The Congressional Budget Office will release a full cost estimate this week for the “One Big Beautifull Bill Act” passed by the House last month — but some top Republicans have already made clear they’re willing to dismiss the official analysis and come up with their own projections.
A preliminary analysis by the CBO said that the bill would add $2.3 trillion to deficits through the year 2034, including some $3.8 trillion in reduced revenue from tax changes. Yet in an interview with NBC’s “Meet the Press” on Sunday, House Speaker Mike Johnson insisted that the Republican bill will not add to the deficit but will ultimately reduce it.
“It's not going to add to the debt,” Johnson said.
NBC’s Kristen Welker asked Johnson if he was really telling the American people that the GOP bill will not add one penny to the debt or deficit despite projections from the Joint Committee on Taxation, the Committee for a Responsible Federal Budget, the Tax Foundation, and the Penn Wharton Budget Model that all say the debt will grow by trillions of dollars. Johnson then ventured even further.
“I am telling you, this is going to reduce the deficit,” he insisted.
Johnson argued that the CBO has historically underestimated the economic boost from tax cuts — The Washington Post’s fact-checker called that a “bogus attack” — and he pointed out that the scorekeeper’s latest projections are based on “anemic” economic growth expectations of 1.8% a year. The Trump administration has suggested that stronger growth of 3% may be more likely and would help the bill pay for itself.
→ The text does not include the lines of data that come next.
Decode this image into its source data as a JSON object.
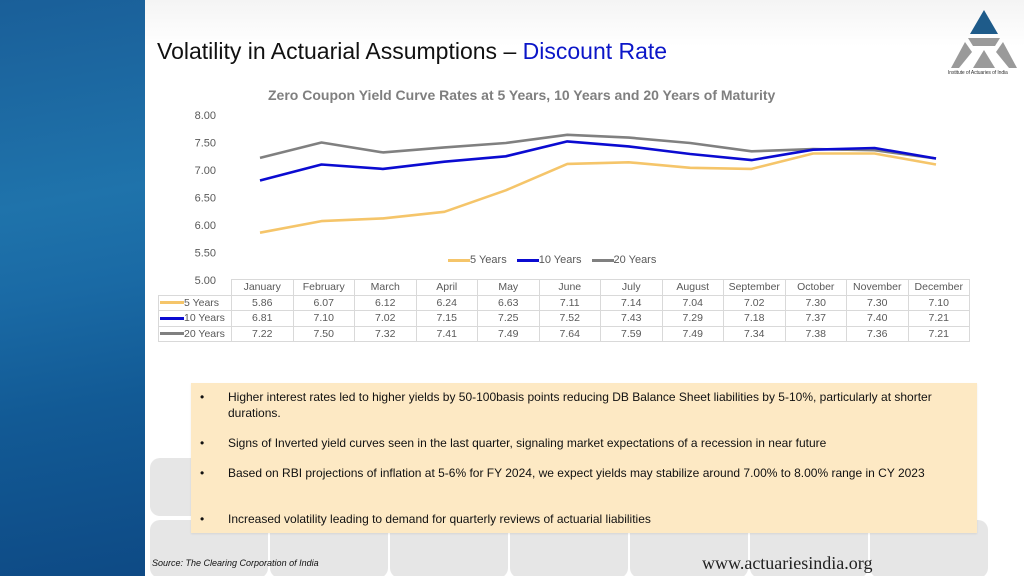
{
  "slide": {
    "title_main": "Volatility in Actuarial Assumptions – ",
    "title_accent": "Discount Rate",
    "logo_caption": "Institute of Actuaries of India",
    "source": "Source: The Clearing Corporation of India",
    "website": "www.actuariesindia.org"
  },
  "colors": {
    "series_5y": "#f5c56a",
    "series_10y": "#0b0bd1",
    "series_20y": "#808080",
    "title_accent": "#0b16c8",
    "bullet_box": "#fde9c4",
    "side_panel": "#1a6aa5"
  },
  "chart_data": {
    "type": "line",
    "title": "Zero Coupon Yield Curve Rates at 5 Years, 10 Years and 20 Years of Maturity",
    "xlabel": "",
    "ylabel": "",
    "ylim": [
      5.0,
      8.0
    ],
    "yticks": [
      "8.00",
      "7.50",
      "7.00",
      "6.50",
      "6.00",
      "5.50",
      "5.00"
    ],
    "grid": false,
    "legend_position": "bottom-center inside plot",
    "categories": [
      "January",
      "February",
      "March",
      "April",
      "May",
      "June",
      "July",
      "August",
      "September",
      "October",
      "November",
      "December"
    ],
    "series": [
      {
        "name": "5 Years",
        "color": "#f5c56a",
        "values": [
          5.86,
          6.07,
          6.12,
          6.24,
          6.63,
          7.11,
          7.14,
          7.04,
          7.02,
          7.3,
          7.3,
          7.1
        ]
      },
      {
        "name": "10 Years",
        "color": "#0b0bd1",
        "values": [
          6.81,
          7.1,
          7.02,
          7.15,
          7.25,
          7.52,
          7.43,
          7.29,
          7.18,
          7.37,
          7.4,
          7.21
        ]
      },
      {
        "name": "20 Years",
        "color": "#808080",
        "values": [
          7.22,
          7.5,
          7.32,
          7.41,
          7.49,
          7.64,
          7.59,
          7.49,
          7.34,
          7.38,
          7.36,
          7.21
        ]
      }
    ],
    "data_table": {
      "months": [
        "January",
        "February",
        "March",
        "April",
        "May",
        "June",
        "July",
        "August",
        "September",
        "October",
        "November",
        "December"
      ],
      "rows": [
        {
          "label": "5 Years",
          "values": [
            "5.86",
            "6.07",
            "6.12",
            "6.24",
            "6.63",
            "7.11",
            "7.14",
            "7.04",
            "7.02",
            "7.30",
            "7.30",
            "7.10"
          ]
        },
        {
          "label": "10 Years",
          "values": [
            "6.81",
            "7.10",
            "7.02",
            "7.15",
            "7.25",
            "7.52",
            "7.43",
            "7.29",
            "7.18",
            "7.37",
            "7.40",
            "7.21"
          ]
        },
        {
          "label": "20 Years",
          "values": [
            "7.22",
            "7.50",
            "7.32",
            "7.41",
            "7.49",
            "7.64",
            "7.59",
            "7.49",
            "7.34",
            "7.38",
            "7.36",
            "7.21"
          ]
        }
      ]
    }
  },
  "bullets": [
    {
      "marker": "•",
      "text": "Higher interest rates led to higher yields by 50-100basis points reducing DB Balance Sheet liabilities by 5-10%, particularly at shorter durations."
    },
    {
      "marker": "•",
      "text": "Signs of Inverted yield curves seen in the last quarter, signaling market expectations of a recession in near future"
    },
    {
      "marker": "•",
      "text": "Based on RBI projections of inflation at 5-6% for FY 2024, we expect yields may stabilize around 7.00% to 8.00% range in CY 2023"
    },
    {
      "marker": "•",
      "text": "Increased volatility leading to demand for quarterly reviews of actuarial liabilities"
    }
  ]
}
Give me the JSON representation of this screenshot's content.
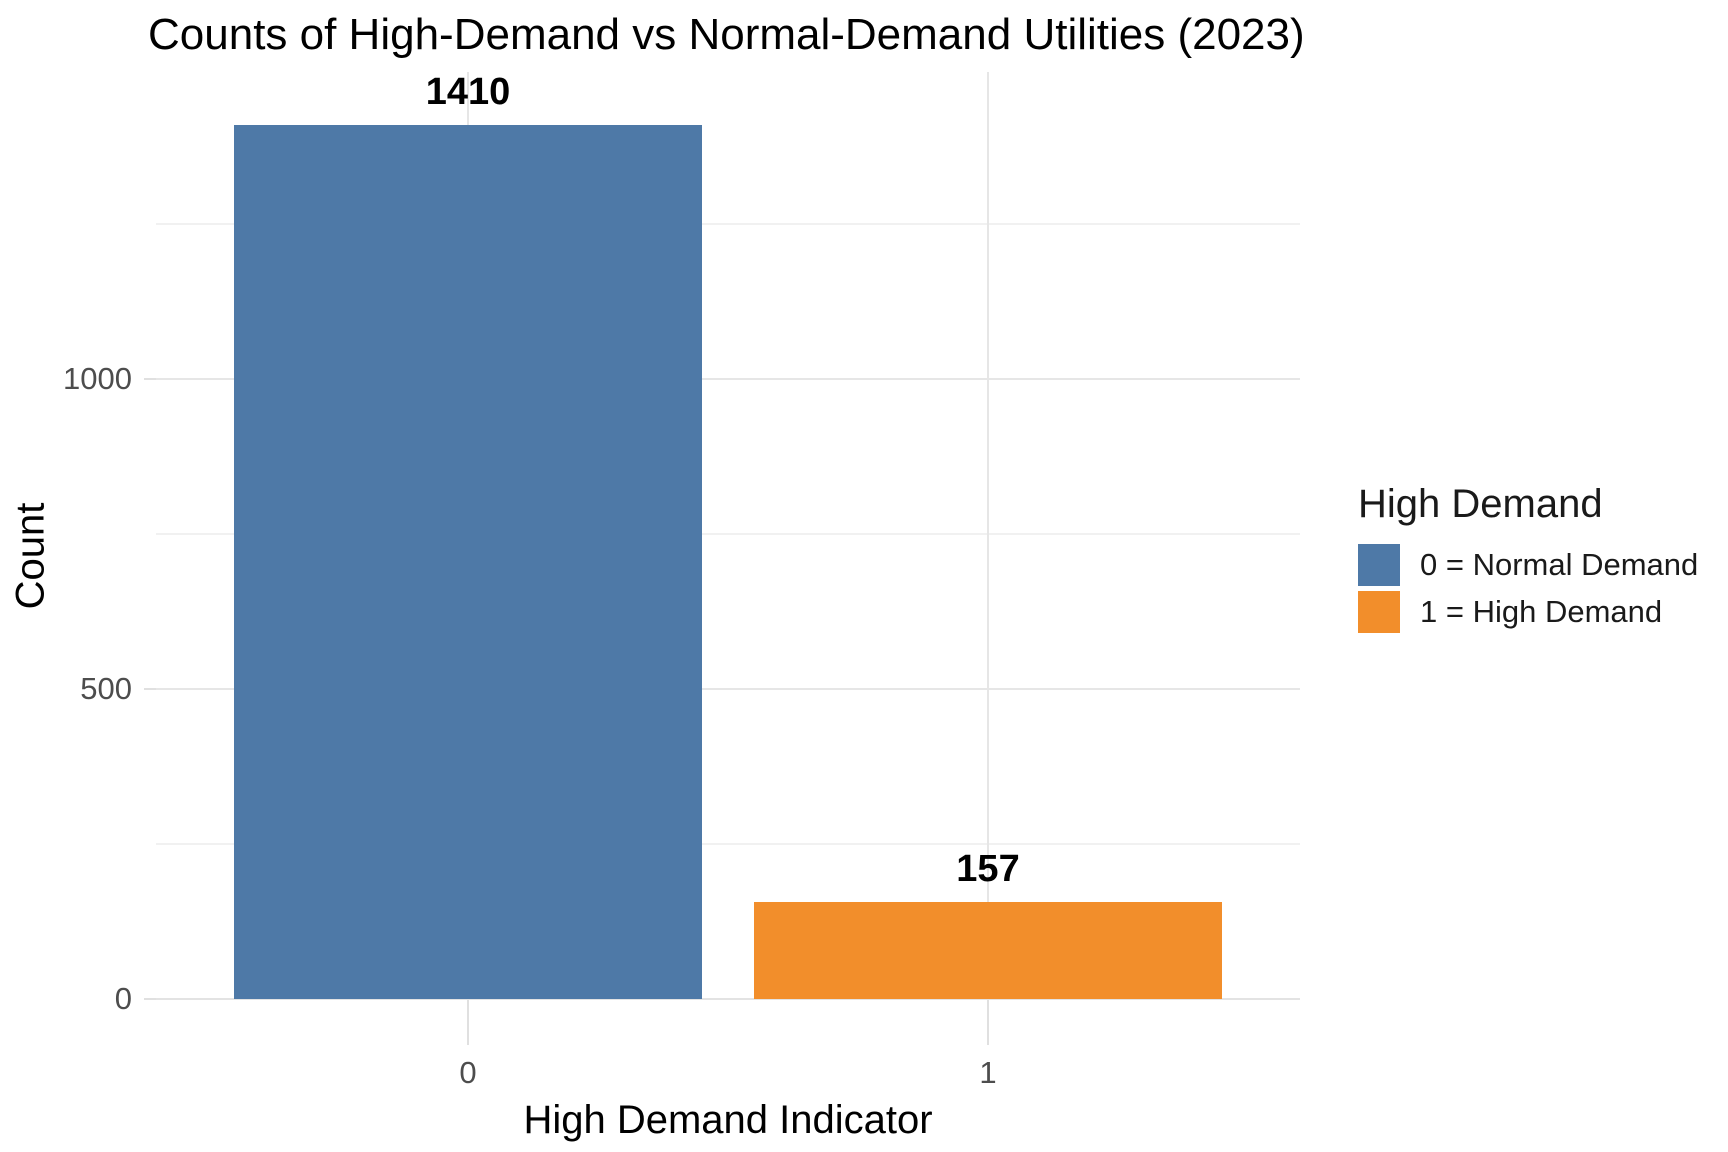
{
  "chart_data": {
    "type": "bar",
    "title": "Counts of High-Demand vs Normal-Demand Utilities (2023)",
    "xlabel": "High Demand Indicator",
    "ylabel": "Count",
    "categories": [
      "0",
      "1"
    ],
    "values": [
      1410,
      157
    ],
    "bar_value_labels": [
      "1410",
      "157"
    ],
    "bar_colors": [
      "#4E79A7",
      "#F28E2B"
    ],
    "bar_semantic_names": [
      "bar-normal-demand",
      "bar-high-demand"
    ],
    "ylim": [
      0,
      1495
    ],
    "y_major_ticks": [
      0,
      500,
      1000
    ],
    "y_major_tick_labels": [
      "0",
      "500",
      "1000"
    ],
    "y_minor_gridlines": [
      250,
      750,
      1250
    ],
    "grid": "horizontal major+minor and vertical major gridlines, light gray on white",
    "axis_text_color": "#4d4d4d",
    "legend": {
      "title": "High Demand",
      "position": "right",
      "entries": [
        {
          "label": "0 = Normal Demand",
          "color": "#4E79A7"
        },
        {
          "label": "1 = High Demand",
          "color": "#F28E2B"
        }
      ]
    }
  }
}
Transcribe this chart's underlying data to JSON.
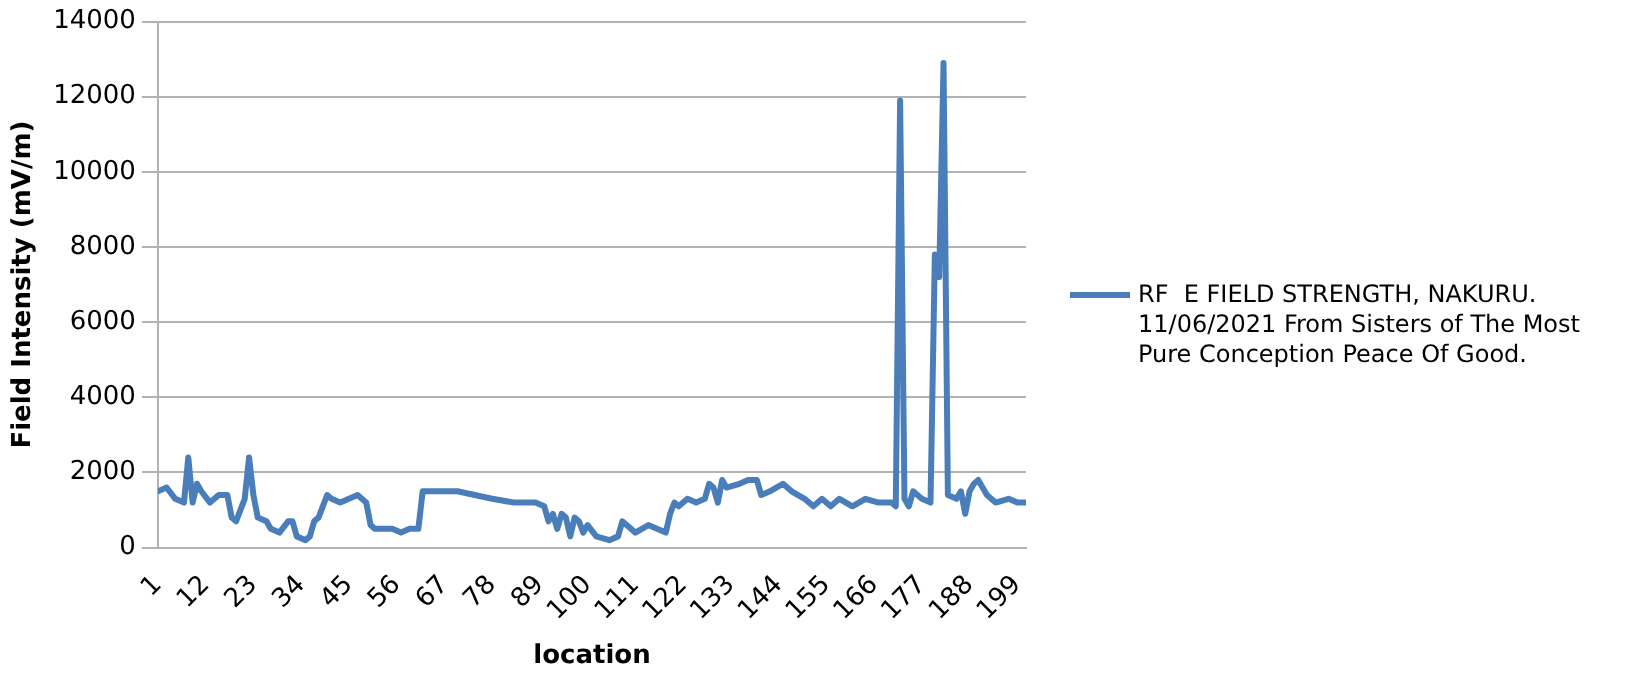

Johnson also claimed that other expert analyses rely on so-called static scoring rather than what’s known as dynamic scoring, which factors in economic feedback from the law’s changes. Erica York, vice president of federal tax policy at the conservative-leaning Tax Foundation, pushed back on that claim. “The Speaker needs to update his talking points,” she wrote on X, adding that the Tax Foundation “was one of the pioneers of dynamic scoring, and our dynamic score of the bill shows it will add to the deficit, even when accounting for higher economic growth.”
Vought also rejected the idea that the Republican bill will add to the debt. “This bill doesn’t increase the deficit or hurt the debt,” Vought claimed on CNN. “In fact, it lowers it by $1.4 trillion.”